Ladybug Indoor Gardens owner Nathan Jackson adds water to the fogging fountains in his west Main store under a rotating grow light. pennell photo - Bob Pennell

These insects are good for gardens

Editor's note: This is one in a weekly series of profiles on locally owned and operated businesses in Southern Oregon.

What do you do and how long have you been doing it?

We provide beneficial insects — ladybugs, mantis, green lacewings, predatory nematodes and the like — for pest control: good bugs that eat bad bugs. We also provide gardening supplies, specializing in indoor gardening. We do hydroponics, which is soilless gardening by directly adding nutrients to the water. We handle organic soils and pesticides and fertilizers.

I also write a column for Garden & Greenhouse magazine in Dubuque, Iowa. We've been doing this for about five years.

How long have you lived in the Rogue Valley?

I was born here and went to South Medford High School.

What inspired you to go into this line of work?

I grew up with it. My dad was doing beneficial insects 20 to 25 years ago and doing hydroponic gardening. It's a great way to grow vegetables and they do it a lot in Third-World countries. It's a great technology.

What decision or action would you change if you could do it again?

We could've gotten the word out to people earlier about the benefits of organics and organic gardening. Other than that I think we've been right on track with what we want to do.

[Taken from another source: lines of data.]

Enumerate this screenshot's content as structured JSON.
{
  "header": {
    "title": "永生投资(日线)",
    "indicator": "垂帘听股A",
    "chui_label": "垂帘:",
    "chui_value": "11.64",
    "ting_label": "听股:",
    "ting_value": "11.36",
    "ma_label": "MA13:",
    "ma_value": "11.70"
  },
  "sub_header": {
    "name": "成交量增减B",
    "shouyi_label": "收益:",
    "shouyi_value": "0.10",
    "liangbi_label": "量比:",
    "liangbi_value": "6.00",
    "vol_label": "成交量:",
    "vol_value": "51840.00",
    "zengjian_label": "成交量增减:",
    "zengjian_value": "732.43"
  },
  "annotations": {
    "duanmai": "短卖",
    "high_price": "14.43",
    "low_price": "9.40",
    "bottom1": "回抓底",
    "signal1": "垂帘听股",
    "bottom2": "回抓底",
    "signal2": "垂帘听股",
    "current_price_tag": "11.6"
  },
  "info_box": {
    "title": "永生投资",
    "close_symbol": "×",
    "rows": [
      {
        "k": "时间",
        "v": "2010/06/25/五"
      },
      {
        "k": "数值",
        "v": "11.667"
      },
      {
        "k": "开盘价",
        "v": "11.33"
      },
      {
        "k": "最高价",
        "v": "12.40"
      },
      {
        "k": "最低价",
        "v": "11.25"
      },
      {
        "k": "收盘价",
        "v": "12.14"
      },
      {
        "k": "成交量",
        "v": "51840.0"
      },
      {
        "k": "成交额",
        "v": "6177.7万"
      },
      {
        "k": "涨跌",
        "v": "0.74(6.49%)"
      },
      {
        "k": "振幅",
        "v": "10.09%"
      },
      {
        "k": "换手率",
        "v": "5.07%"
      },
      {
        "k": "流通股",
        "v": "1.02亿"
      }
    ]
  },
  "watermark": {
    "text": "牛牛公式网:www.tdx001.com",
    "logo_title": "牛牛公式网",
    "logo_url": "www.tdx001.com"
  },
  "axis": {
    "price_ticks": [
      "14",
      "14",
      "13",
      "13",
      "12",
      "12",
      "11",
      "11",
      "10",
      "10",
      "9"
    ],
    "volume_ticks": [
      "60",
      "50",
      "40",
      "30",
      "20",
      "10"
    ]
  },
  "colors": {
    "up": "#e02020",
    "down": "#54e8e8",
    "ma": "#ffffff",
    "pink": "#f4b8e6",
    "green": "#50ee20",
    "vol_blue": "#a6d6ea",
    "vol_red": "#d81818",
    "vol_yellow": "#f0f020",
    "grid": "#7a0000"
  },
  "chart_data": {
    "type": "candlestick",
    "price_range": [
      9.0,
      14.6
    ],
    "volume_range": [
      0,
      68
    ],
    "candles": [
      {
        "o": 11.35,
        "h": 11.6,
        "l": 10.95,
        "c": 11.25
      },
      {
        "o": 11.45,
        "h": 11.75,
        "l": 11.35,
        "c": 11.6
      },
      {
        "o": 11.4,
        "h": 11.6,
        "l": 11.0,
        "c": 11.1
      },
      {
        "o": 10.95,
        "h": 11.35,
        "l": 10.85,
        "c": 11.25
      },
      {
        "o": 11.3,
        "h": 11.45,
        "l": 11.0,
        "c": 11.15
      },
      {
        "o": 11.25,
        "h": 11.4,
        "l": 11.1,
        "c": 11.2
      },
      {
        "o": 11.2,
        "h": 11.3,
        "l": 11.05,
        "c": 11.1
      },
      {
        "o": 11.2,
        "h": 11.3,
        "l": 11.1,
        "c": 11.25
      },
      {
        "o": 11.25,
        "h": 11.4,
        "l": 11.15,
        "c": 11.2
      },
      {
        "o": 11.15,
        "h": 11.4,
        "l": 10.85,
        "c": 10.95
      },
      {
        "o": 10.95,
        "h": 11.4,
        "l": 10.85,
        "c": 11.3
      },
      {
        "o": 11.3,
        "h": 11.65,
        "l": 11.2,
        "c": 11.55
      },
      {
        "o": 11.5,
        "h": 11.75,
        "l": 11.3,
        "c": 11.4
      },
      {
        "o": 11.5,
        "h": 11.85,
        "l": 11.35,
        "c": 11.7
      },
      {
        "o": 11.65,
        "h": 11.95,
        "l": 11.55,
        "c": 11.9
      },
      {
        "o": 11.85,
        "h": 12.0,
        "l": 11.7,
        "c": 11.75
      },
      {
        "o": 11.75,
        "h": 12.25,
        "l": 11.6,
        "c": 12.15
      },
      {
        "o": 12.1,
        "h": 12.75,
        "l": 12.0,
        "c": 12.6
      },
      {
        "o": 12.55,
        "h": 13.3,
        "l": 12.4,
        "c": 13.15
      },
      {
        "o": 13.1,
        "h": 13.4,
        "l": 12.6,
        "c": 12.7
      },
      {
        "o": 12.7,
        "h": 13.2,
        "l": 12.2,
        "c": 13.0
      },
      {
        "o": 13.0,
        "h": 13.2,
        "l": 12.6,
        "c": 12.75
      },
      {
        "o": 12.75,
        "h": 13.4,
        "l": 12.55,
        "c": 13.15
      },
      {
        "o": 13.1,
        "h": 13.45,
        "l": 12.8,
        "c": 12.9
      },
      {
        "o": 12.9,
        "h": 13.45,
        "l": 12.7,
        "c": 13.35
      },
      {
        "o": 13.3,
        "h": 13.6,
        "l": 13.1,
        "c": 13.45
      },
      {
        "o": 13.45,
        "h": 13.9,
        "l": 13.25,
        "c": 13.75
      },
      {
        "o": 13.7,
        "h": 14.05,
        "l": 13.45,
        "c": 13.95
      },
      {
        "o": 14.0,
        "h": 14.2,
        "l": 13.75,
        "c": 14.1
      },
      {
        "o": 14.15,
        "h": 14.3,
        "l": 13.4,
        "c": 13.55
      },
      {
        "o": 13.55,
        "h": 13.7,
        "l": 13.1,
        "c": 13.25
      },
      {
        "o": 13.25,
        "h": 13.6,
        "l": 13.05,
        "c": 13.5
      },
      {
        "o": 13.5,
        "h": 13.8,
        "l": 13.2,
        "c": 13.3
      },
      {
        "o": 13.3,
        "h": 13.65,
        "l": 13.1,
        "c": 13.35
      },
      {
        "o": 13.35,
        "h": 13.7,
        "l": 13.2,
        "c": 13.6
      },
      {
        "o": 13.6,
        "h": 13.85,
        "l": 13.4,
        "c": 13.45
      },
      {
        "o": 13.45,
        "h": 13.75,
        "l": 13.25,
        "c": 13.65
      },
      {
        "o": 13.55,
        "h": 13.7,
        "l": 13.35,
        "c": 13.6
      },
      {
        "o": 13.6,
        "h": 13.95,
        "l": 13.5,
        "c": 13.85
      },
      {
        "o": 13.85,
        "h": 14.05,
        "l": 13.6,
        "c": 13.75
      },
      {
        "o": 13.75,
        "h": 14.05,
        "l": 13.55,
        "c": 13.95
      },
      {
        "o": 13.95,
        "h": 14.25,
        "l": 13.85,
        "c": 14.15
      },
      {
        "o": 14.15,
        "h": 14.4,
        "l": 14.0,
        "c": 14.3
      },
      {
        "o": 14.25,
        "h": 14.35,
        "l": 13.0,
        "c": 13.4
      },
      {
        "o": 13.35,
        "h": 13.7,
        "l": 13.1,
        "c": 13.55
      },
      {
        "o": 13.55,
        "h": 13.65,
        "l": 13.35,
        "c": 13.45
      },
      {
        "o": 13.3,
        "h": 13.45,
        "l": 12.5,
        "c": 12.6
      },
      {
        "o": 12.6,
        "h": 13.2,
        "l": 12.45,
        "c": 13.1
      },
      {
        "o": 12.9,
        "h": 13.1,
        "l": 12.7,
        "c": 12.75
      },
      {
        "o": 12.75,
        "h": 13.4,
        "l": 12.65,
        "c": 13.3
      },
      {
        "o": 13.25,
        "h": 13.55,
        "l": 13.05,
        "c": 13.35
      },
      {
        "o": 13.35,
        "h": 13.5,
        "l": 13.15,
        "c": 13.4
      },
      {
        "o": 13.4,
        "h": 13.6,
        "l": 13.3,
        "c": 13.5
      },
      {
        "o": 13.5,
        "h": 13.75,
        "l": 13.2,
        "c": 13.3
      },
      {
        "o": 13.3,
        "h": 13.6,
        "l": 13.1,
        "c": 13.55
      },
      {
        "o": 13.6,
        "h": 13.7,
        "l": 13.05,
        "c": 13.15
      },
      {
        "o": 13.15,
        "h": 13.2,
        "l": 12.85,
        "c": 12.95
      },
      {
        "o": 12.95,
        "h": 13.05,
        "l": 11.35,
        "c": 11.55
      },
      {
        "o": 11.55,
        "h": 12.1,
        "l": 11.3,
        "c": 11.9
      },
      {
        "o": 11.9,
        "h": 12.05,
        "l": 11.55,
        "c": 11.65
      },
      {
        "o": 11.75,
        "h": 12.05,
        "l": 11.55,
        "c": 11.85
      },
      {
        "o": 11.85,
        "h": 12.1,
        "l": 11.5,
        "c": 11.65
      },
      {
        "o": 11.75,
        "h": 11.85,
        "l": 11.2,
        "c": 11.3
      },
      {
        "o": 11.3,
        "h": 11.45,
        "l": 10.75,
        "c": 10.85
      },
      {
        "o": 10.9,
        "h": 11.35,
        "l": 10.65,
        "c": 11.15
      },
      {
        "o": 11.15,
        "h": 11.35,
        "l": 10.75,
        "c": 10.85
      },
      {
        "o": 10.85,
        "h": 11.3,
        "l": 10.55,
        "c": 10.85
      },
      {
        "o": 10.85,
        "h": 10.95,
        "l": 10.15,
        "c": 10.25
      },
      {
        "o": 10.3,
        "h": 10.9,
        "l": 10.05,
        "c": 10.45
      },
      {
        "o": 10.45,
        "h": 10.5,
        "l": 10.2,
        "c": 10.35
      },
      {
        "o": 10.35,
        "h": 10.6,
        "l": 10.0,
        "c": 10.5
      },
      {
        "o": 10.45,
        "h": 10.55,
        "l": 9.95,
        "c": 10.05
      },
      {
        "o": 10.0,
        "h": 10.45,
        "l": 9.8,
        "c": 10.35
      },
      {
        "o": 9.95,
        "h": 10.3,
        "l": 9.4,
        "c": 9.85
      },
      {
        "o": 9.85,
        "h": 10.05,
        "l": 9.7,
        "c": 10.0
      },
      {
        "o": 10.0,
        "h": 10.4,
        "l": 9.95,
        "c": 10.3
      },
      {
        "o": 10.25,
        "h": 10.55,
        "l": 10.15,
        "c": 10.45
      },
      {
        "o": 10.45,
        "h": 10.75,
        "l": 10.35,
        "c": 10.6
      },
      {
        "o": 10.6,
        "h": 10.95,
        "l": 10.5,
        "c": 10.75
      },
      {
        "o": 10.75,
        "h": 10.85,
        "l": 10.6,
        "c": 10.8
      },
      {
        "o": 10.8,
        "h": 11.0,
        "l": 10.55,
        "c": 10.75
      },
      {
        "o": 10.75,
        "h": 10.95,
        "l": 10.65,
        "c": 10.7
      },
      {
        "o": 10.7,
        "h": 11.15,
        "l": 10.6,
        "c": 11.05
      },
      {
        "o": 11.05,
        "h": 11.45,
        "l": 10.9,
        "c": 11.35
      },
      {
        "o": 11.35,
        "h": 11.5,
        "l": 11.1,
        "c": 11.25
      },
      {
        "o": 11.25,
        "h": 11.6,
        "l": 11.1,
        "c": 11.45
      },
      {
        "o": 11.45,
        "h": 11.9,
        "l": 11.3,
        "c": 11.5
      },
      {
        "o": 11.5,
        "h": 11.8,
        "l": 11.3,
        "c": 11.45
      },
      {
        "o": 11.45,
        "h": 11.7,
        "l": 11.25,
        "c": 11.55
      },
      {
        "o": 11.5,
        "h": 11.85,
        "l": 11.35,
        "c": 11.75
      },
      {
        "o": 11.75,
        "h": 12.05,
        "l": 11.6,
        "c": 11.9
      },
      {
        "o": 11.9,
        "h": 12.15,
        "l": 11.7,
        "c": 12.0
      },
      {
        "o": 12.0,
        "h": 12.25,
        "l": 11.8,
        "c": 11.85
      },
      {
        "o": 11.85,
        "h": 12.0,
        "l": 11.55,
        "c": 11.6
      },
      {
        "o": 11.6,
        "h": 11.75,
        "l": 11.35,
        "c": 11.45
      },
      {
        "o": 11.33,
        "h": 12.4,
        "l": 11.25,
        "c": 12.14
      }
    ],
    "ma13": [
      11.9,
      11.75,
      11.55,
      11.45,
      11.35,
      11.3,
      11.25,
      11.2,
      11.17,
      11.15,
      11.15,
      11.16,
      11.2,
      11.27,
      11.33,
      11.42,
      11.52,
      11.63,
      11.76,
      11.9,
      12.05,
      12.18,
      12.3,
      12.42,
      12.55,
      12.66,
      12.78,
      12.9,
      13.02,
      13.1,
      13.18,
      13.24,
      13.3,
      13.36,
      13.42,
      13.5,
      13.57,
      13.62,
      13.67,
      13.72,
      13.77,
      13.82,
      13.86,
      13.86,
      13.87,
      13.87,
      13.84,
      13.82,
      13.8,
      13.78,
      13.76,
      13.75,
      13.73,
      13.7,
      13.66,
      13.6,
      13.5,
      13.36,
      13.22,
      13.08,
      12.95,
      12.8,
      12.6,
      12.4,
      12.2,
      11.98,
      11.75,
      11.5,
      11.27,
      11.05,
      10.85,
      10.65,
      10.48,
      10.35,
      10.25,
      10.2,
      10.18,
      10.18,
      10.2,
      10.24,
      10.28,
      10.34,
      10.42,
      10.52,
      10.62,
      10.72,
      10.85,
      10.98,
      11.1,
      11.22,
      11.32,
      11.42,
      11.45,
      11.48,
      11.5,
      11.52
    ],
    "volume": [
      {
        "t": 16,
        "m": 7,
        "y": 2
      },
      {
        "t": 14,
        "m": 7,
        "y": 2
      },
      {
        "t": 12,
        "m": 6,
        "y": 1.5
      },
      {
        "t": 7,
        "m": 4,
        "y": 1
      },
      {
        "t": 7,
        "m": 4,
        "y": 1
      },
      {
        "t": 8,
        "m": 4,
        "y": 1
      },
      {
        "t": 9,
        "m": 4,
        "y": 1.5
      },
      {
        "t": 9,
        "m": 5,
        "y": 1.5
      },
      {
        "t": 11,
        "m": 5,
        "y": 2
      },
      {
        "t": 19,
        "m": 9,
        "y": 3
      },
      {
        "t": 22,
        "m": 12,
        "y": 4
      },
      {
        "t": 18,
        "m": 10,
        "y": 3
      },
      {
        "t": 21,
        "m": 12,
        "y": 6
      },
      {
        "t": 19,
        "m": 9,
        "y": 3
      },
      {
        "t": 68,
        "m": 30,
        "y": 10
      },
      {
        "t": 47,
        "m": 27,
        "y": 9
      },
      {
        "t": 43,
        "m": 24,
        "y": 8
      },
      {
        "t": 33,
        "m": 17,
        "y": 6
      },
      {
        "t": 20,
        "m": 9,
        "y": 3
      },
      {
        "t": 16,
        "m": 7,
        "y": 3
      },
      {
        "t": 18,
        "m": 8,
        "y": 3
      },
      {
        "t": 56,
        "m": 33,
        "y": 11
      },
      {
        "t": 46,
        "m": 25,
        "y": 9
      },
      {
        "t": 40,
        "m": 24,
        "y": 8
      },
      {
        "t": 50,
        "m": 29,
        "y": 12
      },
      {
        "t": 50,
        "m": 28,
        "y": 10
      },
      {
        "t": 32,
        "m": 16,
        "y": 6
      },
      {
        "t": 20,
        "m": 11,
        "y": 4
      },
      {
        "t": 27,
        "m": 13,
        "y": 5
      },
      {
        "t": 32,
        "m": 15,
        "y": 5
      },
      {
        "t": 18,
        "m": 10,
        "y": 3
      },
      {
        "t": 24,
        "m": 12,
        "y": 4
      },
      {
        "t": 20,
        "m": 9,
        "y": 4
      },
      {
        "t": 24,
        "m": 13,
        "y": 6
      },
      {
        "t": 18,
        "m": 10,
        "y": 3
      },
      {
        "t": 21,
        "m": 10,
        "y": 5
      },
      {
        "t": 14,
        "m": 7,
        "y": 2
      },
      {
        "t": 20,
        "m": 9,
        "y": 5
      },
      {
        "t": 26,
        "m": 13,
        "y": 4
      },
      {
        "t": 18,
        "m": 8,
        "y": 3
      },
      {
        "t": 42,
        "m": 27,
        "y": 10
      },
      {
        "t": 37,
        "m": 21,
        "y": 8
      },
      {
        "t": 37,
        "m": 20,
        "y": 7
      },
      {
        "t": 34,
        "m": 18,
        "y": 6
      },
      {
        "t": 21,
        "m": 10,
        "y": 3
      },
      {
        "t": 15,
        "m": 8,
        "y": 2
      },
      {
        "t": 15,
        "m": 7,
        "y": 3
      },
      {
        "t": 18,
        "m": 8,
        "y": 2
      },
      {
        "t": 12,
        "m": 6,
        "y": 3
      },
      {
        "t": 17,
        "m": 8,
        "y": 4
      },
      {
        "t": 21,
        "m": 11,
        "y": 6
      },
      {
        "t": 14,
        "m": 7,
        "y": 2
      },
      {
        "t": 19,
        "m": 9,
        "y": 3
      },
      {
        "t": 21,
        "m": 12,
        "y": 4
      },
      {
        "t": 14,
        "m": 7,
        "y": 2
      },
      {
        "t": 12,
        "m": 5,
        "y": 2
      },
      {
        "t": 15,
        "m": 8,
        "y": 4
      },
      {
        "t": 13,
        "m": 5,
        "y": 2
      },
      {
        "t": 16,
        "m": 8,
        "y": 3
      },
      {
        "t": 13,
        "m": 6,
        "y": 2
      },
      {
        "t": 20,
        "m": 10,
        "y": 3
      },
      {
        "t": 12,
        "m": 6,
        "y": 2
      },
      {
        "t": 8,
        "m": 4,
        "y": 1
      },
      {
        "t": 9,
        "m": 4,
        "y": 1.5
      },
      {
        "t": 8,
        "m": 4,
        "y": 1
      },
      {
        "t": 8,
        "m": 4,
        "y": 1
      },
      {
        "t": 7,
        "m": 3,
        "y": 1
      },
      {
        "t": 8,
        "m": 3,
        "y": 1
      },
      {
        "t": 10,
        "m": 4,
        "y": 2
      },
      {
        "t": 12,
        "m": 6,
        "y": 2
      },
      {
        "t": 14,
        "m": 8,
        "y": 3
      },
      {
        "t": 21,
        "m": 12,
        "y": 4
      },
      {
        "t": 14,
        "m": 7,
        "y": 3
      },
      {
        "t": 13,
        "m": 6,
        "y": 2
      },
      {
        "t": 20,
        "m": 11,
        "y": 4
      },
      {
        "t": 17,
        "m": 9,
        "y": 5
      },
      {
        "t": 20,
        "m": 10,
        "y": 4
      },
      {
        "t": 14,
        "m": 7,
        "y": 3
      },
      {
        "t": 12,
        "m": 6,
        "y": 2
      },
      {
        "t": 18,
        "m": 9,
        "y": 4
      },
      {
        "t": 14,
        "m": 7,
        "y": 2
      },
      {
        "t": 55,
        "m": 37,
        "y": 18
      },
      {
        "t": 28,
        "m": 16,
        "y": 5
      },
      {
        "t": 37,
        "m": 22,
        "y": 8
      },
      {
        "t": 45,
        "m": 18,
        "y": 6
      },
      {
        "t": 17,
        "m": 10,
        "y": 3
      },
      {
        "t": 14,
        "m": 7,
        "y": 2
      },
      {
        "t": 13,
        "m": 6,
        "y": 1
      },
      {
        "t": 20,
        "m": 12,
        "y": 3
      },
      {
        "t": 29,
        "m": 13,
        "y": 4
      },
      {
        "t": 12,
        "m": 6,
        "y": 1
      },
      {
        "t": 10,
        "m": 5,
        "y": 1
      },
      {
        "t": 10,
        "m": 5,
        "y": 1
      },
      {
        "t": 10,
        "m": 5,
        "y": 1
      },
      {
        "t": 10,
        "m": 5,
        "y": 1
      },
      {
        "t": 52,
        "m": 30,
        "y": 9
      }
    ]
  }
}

What's the toughest business decision you've made?

We're in a fairly small space — the showroom is 800 square feet — so trying to decide what products to fit into that space. Products that are directly related to gardening have won out; we just don't have space for water fountains and features.

Who are your competitors?

Paradise Supply, Aqua Serene are our local competitors.

What are your goals?

To expand into a larger retail space. The property we're in right now has room for another retail building and I'd like to move into it. I'd love to break out into other areas in Oregon, but don't foresee that any time soon. There's enough business here to support a larger building.

What training or education did you need?

I've been to many hydroponic and plant classes. I've learned a lot from my dad and other people in the industry. Beyond that, trial and error.

What's your advice for budding entrepreneurs?

Pick something you enjoy. If you're going to start a business you have to dedicate so much to it and you need to pick something that will keep you stimulated. There's always new things to learn in this business because plant science is always changing. Beyond that, work hard and plan as much as possible.